A large-scale demonstration is scheduled to take place in Gwanghwamun Square and Seoul Plaza in central Seoul on Saturday 10 December 2016. The demonstration will officially begin at 6pm and finish at 9pm, but crowds are expected to gather earlier in the day and leave after midnight. The local authorities expect over 200,000 people to take part in the protest (although over 1,500,000 took part in the protest in Seoul on 3 December 2016). Public demonstrations in South Korea are mostly peaceful and well-policed, but you should take extra care as in any crowded place.

The typhoon season normally runs from June to November. You should monitor the progress of approaching storms and follow the instructions of the local authorities. See Natural disasters

Yellow dust pollution is common in South Korea during spring months. When the concentration levels of dust particles are high, residents and visitors are advised to stay indoors as much as possible, close windows and drink plenty of water. This is particularly important for the elderly and those with respiratory problems. Follow local media reporting and the Korean Meteorological Service website for latest advice.

The level of tension on the Korean peninsula can change with little notice. See Political situation

It’s not possible to enter North Korea from South Korea without special permission.
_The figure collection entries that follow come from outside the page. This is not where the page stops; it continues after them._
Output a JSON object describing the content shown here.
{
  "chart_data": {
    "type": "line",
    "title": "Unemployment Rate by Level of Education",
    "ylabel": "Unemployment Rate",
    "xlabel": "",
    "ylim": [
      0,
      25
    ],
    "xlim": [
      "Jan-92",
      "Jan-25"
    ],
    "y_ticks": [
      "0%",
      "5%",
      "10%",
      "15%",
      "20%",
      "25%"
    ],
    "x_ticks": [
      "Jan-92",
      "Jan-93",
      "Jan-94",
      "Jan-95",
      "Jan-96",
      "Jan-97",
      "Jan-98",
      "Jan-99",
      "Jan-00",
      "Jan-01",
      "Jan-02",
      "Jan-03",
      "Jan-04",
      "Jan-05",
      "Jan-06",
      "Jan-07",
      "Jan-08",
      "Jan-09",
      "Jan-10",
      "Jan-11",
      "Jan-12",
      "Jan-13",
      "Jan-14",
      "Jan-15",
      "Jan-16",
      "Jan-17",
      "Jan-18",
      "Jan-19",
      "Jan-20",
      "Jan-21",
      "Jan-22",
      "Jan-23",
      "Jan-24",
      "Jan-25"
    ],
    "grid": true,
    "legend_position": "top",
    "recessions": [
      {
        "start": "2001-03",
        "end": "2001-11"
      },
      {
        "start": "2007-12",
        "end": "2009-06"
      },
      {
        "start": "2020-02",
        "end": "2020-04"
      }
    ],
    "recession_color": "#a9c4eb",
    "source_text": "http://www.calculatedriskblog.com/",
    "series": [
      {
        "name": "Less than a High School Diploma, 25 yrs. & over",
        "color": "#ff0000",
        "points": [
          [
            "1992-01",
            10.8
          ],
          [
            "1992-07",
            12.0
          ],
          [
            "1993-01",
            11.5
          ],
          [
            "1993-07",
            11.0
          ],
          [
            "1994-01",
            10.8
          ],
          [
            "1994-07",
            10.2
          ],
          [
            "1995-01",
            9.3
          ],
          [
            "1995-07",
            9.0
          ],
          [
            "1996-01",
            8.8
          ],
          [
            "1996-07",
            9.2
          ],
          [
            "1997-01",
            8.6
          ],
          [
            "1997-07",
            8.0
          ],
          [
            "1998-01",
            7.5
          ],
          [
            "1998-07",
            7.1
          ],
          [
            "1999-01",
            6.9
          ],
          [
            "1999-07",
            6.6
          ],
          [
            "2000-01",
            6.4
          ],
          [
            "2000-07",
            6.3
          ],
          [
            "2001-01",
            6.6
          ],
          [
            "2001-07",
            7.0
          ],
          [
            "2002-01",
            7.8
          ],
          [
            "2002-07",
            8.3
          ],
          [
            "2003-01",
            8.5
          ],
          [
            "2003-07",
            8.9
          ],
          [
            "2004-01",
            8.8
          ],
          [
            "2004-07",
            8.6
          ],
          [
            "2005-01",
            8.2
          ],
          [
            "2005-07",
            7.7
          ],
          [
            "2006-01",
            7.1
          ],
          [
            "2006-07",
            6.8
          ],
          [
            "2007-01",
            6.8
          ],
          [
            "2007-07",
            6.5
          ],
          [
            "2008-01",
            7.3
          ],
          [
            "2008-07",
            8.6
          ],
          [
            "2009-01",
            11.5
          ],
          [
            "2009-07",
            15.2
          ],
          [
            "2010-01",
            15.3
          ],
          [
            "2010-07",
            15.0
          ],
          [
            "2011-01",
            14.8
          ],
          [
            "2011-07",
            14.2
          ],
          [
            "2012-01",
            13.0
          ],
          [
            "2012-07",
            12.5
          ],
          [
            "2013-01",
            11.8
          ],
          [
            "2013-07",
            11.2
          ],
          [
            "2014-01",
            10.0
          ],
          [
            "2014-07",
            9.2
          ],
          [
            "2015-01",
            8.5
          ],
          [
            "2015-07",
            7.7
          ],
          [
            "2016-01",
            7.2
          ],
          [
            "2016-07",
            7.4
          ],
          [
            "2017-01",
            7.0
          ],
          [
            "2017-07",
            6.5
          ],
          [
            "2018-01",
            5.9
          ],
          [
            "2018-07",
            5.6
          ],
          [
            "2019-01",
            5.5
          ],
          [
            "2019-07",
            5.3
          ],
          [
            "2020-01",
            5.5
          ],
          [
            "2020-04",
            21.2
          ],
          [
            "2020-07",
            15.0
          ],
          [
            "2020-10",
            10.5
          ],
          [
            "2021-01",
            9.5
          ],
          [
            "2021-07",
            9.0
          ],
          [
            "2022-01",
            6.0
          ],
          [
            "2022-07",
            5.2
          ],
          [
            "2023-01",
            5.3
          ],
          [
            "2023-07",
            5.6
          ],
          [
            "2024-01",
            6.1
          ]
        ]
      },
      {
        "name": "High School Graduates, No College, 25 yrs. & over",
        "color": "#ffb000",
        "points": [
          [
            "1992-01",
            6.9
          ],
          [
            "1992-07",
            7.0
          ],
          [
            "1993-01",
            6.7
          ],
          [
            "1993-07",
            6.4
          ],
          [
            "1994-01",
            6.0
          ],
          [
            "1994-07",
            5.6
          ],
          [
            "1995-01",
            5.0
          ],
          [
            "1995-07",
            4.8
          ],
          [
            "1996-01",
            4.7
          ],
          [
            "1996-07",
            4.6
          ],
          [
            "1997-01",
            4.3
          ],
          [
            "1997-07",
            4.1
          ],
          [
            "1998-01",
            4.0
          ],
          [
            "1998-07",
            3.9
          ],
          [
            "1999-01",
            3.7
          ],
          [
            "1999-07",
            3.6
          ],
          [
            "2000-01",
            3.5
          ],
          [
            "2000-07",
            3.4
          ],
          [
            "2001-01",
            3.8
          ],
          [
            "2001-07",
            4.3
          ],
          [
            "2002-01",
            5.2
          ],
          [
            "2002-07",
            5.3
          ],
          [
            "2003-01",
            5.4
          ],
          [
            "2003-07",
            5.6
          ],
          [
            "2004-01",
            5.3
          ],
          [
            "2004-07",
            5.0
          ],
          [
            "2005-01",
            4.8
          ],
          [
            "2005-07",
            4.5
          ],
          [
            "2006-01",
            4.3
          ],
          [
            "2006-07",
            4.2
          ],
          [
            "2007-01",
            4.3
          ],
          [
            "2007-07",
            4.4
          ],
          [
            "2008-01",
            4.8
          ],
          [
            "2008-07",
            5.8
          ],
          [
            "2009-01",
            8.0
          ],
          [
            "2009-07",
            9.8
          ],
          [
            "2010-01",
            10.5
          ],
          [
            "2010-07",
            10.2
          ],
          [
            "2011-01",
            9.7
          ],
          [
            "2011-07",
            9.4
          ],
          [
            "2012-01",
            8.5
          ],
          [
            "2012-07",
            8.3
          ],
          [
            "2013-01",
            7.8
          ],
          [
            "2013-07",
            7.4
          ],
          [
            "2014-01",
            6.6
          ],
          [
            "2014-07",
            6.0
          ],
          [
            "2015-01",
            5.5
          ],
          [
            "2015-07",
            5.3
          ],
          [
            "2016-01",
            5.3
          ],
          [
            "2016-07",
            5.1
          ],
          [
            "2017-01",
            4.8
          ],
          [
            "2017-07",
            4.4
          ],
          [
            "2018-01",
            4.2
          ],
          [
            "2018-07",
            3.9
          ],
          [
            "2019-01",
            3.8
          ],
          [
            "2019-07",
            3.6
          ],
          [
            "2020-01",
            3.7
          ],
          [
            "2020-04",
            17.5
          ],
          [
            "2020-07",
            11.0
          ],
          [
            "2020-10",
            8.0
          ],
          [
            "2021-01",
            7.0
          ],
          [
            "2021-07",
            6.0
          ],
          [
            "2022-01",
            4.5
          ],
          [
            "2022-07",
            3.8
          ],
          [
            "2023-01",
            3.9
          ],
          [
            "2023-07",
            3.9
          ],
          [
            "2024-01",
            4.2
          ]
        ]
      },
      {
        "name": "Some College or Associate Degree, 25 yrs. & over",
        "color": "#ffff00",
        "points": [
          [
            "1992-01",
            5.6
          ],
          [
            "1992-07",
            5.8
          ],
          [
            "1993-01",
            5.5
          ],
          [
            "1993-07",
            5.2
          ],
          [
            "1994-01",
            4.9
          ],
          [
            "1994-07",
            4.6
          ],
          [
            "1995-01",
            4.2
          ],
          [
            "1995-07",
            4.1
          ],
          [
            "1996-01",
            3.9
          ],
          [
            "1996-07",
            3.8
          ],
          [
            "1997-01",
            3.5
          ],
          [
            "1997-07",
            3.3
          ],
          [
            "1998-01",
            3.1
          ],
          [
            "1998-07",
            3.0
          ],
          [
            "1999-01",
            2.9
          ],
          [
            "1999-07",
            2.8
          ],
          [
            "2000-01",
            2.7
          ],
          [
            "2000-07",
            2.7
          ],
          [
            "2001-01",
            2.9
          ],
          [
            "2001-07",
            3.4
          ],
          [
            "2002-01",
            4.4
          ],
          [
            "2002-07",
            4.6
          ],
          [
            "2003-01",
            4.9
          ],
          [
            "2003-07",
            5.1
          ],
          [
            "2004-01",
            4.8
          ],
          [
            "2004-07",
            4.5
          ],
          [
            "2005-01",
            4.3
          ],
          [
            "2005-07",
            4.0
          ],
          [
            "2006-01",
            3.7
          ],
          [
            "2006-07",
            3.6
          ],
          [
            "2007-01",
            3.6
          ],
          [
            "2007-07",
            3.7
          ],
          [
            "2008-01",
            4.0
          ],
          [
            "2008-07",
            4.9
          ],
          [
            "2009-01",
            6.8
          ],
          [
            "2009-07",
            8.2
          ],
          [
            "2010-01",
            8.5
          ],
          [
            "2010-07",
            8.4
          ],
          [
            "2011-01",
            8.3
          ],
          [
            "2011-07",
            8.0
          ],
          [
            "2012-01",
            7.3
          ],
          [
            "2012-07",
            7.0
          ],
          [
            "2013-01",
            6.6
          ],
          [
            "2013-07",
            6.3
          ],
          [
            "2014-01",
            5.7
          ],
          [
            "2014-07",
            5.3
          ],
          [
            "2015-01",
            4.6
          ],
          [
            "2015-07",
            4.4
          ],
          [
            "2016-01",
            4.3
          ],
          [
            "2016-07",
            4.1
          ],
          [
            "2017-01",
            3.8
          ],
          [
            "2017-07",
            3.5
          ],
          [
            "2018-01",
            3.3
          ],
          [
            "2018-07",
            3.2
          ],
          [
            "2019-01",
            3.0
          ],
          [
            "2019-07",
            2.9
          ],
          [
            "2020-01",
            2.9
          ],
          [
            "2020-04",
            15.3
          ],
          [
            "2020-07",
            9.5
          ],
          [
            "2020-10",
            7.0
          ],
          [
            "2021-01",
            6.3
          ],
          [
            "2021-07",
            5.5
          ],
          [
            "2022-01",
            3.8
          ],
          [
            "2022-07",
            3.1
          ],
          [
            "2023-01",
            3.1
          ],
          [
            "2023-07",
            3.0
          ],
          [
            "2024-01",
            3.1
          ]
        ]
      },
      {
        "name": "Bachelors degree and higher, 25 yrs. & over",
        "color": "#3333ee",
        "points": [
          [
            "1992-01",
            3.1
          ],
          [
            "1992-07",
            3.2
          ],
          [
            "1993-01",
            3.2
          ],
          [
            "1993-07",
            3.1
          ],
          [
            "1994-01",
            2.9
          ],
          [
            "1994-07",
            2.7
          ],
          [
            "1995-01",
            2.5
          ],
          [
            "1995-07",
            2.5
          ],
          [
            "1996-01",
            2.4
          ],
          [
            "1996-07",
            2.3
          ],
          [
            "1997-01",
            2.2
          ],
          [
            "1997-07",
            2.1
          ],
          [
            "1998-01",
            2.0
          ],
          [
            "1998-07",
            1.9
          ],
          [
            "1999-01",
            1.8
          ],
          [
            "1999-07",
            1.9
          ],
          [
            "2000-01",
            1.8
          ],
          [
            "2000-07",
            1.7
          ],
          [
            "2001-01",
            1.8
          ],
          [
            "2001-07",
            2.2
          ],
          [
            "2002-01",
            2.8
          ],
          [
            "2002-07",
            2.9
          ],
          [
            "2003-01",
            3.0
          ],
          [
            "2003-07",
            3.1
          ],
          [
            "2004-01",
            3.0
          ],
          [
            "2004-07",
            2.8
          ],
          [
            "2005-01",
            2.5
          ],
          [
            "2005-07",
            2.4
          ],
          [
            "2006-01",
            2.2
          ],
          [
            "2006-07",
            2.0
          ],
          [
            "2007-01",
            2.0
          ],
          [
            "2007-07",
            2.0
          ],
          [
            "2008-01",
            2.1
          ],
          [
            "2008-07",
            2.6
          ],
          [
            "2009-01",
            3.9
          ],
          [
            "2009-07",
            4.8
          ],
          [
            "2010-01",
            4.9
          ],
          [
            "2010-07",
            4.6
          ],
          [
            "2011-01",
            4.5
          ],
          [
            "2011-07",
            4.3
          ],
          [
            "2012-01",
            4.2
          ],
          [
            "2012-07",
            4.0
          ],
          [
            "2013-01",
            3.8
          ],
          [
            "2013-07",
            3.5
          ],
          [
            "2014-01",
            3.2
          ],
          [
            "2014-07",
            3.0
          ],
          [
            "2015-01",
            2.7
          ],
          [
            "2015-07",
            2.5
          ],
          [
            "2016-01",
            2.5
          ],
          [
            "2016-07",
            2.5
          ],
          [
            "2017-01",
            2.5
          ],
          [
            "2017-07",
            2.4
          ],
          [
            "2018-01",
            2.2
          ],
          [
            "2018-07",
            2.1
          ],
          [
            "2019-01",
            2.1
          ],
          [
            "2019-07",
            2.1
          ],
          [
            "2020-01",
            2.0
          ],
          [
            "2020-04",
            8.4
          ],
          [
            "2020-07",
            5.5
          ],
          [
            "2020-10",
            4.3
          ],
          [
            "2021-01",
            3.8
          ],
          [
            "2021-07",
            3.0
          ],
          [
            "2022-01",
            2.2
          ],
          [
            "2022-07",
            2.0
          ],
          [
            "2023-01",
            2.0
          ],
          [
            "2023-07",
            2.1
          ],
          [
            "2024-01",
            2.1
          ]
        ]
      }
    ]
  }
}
The South Korean authorities sometimes hold nationwide civil emergency exercises. Sirens are sounded, transport stopped and some people are asked to take shelter in metro stations or basements. See Civil emergency exercises.

There is a low threat from terrorism. See Terrorism

Around 100,000 British nationals visit South Korea every year. Most visits are trouble-free.  

The Overseas Business Risk service offers information and advice for British companies operating overseas on how to manage political, economic, and business security-related risks.

Take out comprehensive travel and medical insurance before you travel.